In 2019, you were inducted into the National Academy of Sciences — a year when a historic number of women were elected to the academy. In your opinion, what challenges are women facing today in science and engineering?
There’s never been a better time to be a woman in science. There are many mechanisms in place to enable women to succeed, from greater efforts to recruit women to the workplace, to foundations that provide research support to women, to programs that allow for balancing career with family. In fact, an academic career is very compatible with raising a family. I like to spotlight that for young people because sometimes that message gets lost in conversations about work-life balance. It’s difficult to imagine a career that provides more independence and flexibility than a life in academia.
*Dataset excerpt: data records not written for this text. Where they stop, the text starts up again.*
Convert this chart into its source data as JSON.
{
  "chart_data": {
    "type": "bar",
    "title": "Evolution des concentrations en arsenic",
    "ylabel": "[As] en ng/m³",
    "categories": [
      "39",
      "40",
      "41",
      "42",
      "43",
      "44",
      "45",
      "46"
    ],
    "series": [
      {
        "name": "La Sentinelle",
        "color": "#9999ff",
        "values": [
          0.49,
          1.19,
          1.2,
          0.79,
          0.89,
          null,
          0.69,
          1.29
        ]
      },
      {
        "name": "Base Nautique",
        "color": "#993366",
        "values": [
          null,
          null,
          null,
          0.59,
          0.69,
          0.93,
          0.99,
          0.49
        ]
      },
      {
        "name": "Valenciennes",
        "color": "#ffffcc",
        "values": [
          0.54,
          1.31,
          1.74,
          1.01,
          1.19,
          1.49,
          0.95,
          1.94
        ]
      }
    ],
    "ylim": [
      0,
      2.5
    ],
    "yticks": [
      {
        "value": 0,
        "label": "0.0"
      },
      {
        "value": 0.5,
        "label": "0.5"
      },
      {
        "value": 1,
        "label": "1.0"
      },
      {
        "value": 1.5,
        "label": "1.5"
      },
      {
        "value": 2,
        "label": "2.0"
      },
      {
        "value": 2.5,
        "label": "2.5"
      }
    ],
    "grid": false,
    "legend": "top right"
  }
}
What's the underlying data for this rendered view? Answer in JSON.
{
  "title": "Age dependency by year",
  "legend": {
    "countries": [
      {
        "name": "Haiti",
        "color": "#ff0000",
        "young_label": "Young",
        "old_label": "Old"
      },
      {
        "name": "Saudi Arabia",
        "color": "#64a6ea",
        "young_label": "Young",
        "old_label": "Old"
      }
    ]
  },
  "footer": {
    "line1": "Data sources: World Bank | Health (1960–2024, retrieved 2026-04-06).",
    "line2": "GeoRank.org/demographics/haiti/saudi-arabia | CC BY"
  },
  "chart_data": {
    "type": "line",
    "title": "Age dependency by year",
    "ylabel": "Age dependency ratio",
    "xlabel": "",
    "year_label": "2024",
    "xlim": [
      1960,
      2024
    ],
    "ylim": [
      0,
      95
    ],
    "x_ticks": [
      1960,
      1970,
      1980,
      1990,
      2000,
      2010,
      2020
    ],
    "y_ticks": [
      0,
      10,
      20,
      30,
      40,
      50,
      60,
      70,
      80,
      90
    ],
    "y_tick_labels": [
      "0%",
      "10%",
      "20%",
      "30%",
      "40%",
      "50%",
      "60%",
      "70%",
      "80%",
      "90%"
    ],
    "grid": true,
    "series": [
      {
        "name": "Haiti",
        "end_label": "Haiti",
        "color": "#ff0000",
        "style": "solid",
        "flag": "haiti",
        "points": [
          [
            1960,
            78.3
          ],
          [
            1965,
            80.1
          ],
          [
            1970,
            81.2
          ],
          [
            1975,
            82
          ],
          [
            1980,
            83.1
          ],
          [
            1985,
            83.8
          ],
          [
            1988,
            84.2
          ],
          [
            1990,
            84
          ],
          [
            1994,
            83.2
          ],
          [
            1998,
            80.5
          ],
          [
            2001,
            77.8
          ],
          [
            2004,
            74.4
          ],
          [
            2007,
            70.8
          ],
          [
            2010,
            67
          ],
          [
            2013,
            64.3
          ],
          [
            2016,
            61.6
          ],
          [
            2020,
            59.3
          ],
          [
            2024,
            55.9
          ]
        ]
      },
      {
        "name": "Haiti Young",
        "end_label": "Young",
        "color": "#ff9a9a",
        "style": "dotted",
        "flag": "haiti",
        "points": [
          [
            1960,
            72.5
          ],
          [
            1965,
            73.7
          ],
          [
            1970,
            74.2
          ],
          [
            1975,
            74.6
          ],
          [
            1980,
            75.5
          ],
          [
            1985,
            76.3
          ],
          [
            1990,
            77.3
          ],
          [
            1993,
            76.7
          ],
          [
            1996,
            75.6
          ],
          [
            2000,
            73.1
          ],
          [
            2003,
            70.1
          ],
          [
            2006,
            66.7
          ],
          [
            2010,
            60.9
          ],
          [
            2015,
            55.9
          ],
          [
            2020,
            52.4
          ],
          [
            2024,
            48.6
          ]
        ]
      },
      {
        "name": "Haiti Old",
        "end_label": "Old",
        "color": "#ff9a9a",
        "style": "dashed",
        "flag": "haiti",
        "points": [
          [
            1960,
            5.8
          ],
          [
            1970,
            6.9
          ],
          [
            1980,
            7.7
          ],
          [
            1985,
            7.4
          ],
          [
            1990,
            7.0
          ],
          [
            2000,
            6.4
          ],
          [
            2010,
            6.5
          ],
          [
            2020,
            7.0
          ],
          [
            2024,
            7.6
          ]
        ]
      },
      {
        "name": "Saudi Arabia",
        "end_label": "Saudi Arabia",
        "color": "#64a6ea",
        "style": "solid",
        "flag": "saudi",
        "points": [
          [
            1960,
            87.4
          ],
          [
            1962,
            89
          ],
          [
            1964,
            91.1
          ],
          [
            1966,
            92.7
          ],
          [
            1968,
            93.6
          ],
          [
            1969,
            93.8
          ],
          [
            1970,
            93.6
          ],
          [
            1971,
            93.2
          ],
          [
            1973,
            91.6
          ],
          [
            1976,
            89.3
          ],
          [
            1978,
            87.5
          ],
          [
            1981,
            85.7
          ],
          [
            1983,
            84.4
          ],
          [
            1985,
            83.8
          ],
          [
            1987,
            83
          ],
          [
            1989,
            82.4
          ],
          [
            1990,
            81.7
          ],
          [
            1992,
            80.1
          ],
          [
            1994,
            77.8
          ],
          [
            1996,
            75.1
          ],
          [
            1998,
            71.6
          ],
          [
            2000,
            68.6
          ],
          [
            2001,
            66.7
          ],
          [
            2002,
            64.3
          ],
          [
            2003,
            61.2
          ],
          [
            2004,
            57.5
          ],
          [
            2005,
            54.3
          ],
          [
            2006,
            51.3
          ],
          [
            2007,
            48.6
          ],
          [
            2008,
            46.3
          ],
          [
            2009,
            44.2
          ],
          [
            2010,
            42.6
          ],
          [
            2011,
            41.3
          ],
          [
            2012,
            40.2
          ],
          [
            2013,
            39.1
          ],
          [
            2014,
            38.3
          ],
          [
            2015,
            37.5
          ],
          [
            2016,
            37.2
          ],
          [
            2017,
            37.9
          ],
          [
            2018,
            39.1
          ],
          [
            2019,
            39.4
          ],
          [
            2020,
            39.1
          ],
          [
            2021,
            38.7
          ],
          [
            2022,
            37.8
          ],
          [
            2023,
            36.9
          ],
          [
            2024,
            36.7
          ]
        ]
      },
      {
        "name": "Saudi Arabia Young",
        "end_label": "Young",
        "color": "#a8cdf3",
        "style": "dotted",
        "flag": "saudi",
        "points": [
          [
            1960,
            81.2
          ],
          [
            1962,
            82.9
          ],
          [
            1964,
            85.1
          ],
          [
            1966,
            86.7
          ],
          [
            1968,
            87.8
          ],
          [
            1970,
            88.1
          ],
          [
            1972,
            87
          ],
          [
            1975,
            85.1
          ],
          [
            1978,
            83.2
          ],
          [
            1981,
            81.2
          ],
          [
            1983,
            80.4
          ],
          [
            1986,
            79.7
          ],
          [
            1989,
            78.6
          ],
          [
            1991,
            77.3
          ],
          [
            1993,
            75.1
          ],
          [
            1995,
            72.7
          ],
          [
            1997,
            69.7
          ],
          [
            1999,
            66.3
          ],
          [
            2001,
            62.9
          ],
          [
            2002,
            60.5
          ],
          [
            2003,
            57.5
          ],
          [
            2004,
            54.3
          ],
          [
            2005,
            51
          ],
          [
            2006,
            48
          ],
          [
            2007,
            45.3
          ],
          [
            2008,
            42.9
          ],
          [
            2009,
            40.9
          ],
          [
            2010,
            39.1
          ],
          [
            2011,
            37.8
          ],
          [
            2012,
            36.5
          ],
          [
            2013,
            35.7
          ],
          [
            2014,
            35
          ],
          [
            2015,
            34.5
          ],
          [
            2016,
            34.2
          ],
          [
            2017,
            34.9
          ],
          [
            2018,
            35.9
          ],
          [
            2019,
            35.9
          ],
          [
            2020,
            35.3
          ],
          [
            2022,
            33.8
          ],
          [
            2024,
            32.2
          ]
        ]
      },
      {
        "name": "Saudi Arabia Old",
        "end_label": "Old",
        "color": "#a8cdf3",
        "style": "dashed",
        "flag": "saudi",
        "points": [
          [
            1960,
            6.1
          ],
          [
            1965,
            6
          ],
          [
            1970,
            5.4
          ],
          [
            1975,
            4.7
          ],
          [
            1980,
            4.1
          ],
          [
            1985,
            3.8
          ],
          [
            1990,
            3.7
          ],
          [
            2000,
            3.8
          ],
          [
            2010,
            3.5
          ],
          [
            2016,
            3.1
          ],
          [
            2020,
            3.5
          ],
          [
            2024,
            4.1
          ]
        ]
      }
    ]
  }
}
In my direct experience, I feel I’ve been given every opportunity and even some advantages because I am a woman. That said, as I’ve advanced in my career, I’ve become more aware of the subtle ways that there is still bias in the workplace. In some departments, the culture of testosterone can still be felt in something as simple as how questions are asked in seminars. There have been a few moments where I felt that the way certain senior male colleagues were talking to me was impacted by my gender in a way that was not OK and was uncomfortable. I hope that those types of interactions fade out with time.
What strategies are you employing around diversity, equity and inclusion?
All my life I have been invested in diversity, equity and inclusion. I volunteered in various communities where I was doing my studies to encourage young people of color and help them get into STEM. As a faculty member, I made a point to recruit women, minorities and international students to my lab. In fact, when I started, more Spanish was spoken in my lab than English. Attracting the greatest pool of talent to STEM is very important to me.
I am now working to start local partnerships with schools near Caltech that have a high proportion of first-generation and underrepresented minority students to develop teaching and mentoring relationships between our graduate students and the students at those institutions. We believe that the pool of talent is distributed uniformly across the population. In order for Caltech to continue to be one of the best schools for science and engineering in the world, it needs to look like our population.
We’ve been doing much better with regard to Latinx recruiting at the undergrad level. We’re aspiring to do as well at the graduate, postdoctoral and faculty levels for all people of color. It takes time, but we are building a pipeline in a very sincere way. I’m optimistic and think we’re going to get there.
What advice do you have for young people? Do you have any words of wisdom?
Be true to yourself and what excites you. Don’t be afraid of failing. If you are genuinely interested in something, go for it. Don’t let getting one bad grade deter you. Recognize that you’re playing the long game, and that you can excel in something long-term even if you need a little bit of a stepping stone in the short term.
There are so many challenges in the world today. What’s keeping you up at night right now?
I worry that our society is too focused on individualism and individual rights, before the collective good. That is something that is very troubling, and we must change our mind-sets if we’re going to address the myriad challenges in the century ahead. I think that climate change is the existential challenge of our time. It’s the type of thing that must be handled in a collective way, internationally, globally. And so the worry is, are we going to be able to pull that off? I don’t know.